Great stuff – and the excitement to release another record is palpable. One can’t help but feel that Turner is almost obsessed with the busy life of recording and touring, as his recent tour with side-project Mongol Horde has only just ended. ‘It was kind of nice for things to be a bit less frantic, but the whole character of Mongol Horde was that we didn’t really do any promo, we announced the tour about two weeks before it happened, and the whole thing was just like ‘fuck it, let’s just put an album out and go on tour’. I didn’t want to get involved in another media song and dance, and sort of play the game, if you know what I mean, so it was just like ‘here are some shows, if you like it, you like it. If you don’t, go and fuck yourself’. It was really fun, and that was my holiday, basically, was the Mongol Horde tour. I kind of needed another one after it was done because it was just so physically draining. I hate to rub it in but the Reading set was probably the best set that we’ve played to date – it was absolute carnage, absolute fucking carnage. It was really fun. I don’t know when we’re going to do anything again with that band – someday.’
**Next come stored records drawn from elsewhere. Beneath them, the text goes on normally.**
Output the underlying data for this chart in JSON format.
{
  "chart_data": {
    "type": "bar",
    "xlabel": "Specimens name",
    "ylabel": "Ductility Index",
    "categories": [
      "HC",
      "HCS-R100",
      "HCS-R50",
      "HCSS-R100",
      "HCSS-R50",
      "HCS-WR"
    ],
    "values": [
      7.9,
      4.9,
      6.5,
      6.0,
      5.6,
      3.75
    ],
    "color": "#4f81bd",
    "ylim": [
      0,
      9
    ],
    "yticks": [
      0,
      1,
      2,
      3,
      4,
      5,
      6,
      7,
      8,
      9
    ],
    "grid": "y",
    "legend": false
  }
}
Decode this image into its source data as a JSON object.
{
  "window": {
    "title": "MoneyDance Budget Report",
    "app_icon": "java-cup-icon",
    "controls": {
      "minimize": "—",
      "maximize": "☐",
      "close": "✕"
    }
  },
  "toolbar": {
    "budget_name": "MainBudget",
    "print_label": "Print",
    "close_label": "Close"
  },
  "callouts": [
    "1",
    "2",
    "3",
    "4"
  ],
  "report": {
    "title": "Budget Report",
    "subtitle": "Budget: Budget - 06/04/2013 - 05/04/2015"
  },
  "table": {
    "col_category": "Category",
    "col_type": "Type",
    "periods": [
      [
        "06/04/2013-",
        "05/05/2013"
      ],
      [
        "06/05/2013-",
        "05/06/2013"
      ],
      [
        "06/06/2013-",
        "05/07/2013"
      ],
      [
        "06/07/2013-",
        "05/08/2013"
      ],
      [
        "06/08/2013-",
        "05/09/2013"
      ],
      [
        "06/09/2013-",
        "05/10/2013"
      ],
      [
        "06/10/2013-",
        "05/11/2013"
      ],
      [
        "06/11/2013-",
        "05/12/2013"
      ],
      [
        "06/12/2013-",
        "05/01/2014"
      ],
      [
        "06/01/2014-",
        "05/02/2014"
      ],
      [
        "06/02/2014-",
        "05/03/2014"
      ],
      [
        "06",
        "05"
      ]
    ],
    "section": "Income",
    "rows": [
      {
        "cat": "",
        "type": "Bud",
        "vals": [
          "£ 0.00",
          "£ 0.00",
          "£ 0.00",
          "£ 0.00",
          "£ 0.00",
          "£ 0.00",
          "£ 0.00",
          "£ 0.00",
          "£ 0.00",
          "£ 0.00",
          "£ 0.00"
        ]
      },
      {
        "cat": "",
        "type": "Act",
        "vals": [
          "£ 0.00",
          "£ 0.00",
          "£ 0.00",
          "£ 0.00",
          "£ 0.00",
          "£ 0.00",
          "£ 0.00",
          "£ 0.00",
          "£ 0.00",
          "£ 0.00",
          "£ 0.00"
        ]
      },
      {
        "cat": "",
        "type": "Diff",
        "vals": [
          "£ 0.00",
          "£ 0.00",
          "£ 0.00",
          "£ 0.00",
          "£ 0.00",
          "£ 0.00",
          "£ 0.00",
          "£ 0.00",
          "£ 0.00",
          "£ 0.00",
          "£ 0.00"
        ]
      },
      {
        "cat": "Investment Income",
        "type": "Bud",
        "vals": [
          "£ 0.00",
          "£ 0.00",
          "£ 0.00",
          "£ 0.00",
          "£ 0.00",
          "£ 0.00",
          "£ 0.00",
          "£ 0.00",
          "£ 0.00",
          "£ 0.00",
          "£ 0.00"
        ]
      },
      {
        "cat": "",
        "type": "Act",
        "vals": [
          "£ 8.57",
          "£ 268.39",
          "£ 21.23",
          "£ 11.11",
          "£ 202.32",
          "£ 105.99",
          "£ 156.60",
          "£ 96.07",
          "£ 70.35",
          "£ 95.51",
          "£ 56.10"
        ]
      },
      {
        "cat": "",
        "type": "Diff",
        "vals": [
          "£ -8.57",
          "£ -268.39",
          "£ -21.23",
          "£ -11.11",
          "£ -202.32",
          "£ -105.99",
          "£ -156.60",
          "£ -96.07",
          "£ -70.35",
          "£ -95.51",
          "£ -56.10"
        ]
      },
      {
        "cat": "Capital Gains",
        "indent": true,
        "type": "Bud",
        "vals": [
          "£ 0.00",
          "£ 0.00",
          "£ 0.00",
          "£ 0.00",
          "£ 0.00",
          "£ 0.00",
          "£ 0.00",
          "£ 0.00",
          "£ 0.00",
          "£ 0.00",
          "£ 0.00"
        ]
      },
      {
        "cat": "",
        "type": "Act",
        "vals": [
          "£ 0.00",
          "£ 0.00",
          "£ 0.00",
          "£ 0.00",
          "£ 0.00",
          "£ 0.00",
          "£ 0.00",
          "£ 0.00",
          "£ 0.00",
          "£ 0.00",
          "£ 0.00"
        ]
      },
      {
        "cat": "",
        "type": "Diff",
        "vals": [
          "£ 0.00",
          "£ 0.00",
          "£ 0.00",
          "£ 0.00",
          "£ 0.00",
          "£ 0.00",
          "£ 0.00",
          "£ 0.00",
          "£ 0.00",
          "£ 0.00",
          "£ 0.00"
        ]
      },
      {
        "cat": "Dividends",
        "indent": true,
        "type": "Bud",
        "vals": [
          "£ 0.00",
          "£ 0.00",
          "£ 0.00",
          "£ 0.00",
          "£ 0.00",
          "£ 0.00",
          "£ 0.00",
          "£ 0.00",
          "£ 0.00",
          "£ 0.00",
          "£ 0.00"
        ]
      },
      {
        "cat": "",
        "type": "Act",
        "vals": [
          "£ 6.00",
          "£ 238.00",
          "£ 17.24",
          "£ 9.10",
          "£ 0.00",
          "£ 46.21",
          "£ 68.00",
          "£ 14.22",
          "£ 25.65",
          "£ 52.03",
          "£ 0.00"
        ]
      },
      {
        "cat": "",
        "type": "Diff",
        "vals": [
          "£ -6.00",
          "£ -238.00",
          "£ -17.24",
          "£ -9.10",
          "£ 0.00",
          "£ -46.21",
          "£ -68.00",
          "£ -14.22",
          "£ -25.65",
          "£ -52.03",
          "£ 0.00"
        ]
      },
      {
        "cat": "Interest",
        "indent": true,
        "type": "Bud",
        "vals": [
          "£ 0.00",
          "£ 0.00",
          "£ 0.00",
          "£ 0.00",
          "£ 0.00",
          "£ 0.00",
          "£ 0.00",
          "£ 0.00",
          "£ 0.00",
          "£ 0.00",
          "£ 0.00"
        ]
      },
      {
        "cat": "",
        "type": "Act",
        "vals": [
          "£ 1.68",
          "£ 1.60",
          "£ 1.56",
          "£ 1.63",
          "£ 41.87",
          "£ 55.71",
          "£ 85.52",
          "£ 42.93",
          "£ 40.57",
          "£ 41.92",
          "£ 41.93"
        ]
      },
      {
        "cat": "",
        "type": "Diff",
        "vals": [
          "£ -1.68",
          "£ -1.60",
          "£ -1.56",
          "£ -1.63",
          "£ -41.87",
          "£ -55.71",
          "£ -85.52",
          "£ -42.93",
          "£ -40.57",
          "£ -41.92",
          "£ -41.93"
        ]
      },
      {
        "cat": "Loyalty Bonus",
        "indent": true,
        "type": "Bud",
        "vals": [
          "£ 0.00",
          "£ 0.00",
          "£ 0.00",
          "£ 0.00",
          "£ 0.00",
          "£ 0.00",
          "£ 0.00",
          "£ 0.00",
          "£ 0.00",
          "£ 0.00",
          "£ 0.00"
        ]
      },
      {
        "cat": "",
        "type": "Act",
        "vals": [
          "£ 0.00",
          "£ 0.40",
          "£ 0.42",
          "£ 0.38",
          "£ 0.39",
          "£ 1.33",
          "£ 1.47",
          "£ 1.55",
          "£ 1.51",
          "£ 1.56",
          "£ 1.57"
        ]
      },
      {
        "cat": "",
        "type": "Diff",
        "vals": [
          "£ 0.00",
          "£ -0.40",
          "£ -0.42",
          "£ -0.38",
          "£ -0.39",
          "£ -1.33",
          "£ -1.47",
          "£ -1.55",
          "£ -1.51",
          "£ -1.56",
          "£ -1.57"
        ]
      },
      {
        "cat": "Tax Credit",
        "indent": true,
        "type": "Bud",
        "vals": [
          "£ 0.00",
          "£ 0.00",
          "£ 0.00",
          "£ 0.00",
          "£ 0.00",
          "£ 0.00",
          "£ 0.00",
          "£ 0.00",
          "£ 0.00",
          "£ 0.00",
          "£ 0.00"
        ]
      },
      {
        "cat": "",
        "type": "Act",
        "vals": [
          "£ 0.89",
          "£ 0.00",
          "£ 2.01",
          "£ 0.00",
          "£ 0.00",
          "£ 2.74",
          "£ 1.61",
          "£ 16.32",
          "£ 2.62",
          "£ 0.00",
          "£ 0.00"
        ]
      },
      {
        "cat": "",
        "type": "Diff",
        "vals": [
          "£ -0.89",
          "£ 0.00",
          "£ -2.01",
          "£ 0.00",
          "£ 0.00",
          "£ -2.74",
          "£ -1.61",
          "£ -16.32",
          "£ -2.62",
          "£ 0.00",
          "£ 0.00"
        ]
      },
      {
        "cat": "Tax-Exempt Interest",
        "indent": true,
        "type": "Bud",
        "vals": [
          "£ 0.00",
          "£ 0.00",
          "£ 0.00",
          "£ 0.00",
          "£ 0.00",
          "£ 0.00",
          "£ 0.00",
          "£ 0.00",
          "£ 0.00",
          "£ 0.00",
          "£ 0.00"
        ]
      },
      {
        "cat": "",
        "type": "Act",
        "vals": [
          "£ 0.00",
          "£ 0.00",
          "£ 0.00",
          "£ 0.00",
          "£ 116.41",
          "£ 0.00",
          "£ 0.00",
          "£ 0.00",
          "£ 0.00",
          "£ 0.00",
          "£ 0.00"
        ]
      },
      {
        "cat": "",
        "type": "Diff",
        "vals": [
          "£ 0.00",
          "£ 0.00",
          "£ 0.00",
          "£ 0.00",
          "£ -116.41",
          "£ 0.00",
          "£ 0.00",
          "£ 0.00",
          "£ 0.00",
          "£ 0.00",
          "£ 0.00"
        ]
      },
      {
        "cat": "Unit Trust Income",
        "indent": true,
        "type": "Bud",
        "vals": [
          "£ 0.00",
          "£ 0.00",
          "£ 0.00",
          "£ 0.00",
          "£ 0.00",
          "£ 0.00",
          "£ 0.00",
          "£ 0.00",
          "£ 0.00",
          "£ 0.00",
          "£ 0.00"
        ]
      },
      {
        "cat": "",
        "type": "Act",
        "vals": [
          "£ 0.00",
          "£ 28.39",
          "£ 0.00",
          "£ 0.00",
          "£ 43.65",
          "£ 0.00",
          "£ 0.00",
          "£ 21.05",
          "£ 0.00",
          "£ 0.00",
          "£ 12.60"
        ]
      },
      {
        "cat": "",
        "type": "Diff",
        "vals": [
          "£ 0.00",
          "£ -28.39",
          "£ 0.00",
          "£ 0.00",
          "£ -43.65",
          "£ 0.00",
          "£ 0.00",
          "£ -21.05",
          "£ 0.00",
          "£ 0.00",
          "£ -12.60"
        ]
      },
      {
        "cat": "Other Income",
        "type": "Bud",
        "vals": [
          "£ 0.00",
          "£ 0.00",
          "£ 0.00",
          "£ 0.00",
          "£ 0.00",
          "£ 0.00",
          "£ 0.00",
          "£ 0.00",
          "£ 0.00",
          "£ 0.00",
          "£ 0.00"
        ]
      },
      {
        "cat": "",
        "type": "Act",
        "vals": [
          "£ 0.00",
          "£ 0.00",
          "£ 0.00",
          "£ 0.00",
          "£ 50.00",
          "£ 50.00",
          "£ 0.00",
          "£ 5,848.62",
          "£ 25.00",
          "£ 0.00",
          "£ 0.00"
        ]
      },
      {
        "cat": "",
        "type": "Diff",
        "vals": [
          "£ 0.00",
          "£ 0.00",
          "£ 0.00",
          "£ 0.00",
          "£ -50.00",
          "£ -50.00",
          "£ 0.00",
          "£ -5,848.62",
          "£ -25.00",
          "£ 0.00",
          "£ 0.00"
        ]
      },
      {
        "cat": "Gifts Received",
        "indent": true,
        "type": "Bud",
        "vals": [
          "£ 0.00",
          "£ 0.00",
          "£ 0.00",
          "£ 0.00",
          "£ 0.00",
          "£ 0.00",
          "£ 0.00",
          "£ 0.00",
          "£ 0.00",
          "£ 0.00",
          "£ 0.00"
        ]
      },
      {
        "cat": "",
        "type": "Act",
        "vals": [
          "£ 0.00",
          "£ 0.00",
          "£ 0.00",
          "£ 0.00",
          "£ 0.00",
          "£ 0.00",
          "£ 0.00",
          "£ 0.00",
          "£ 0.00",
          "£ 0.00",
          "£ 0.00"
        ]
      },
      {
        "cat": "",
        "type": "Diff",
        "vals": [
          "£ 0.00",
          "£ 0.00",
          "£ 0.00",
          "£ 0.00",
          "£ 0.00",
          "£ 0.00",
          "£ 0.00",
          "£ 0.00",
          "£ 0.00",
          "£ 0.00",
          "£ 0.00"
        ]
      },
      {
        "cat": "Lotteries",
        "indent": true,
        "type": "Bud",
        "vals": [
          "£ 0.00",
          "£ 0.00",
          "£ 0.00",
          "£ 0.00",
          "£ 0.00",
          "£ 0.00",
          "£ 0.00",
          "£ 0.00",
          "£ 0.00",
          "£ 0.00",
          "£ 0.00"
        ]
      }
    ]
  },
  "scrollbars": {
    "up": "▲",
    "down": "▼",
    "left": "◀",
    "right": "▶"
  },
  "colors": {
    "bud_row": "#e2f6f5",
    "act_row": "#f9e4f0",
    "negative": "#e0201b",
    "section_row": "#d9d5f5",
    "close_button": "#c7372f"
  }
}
Here are some shows, if you like it, you like it. If you don’t, go and fuck yourself.

Turner has also branched into other areas in the music industry, specifically DJing and writing. His tour diaries are promised next year, but he’s also recently stepped into the music journo shoes and written for Vice. Personally, I was interested to see who would be on the Mercury Prize shortlist if Frank Turner had written it. ‘A big contender for me would be Andrew Jackson Jihad, they’re an American, I don’t really know what to call them, I think folk-punk might be a term but I feel like that’s a pretty hackneyed term at this point, and secondly I think it doesn’t really do justice to the fullness of their sound. They’ve been around for years but their most recent record is called ‘Christmas Island’, and it’s a truly magnificent piece of work, like a really fascinatingly brilliant, to my mind. So I’d probably pick that, and I’m obsessed with a singer from Kent called Will Varley, who I think is a total genius.’

In a time where making money is the centric force of music-making more than ever, it’s fantastic to see a wave of artists like Turner who still care passionately about their fans and the community spirit of music that is often prevalent in smaller, less corporate venues. The petition to the Culture Secretary, Sajid Javid, has already almost reached its required level of signatures, and hopefully thanks to this campaign, we can rest assured that the live music scene which is cherished across this country won’t be going anywhere.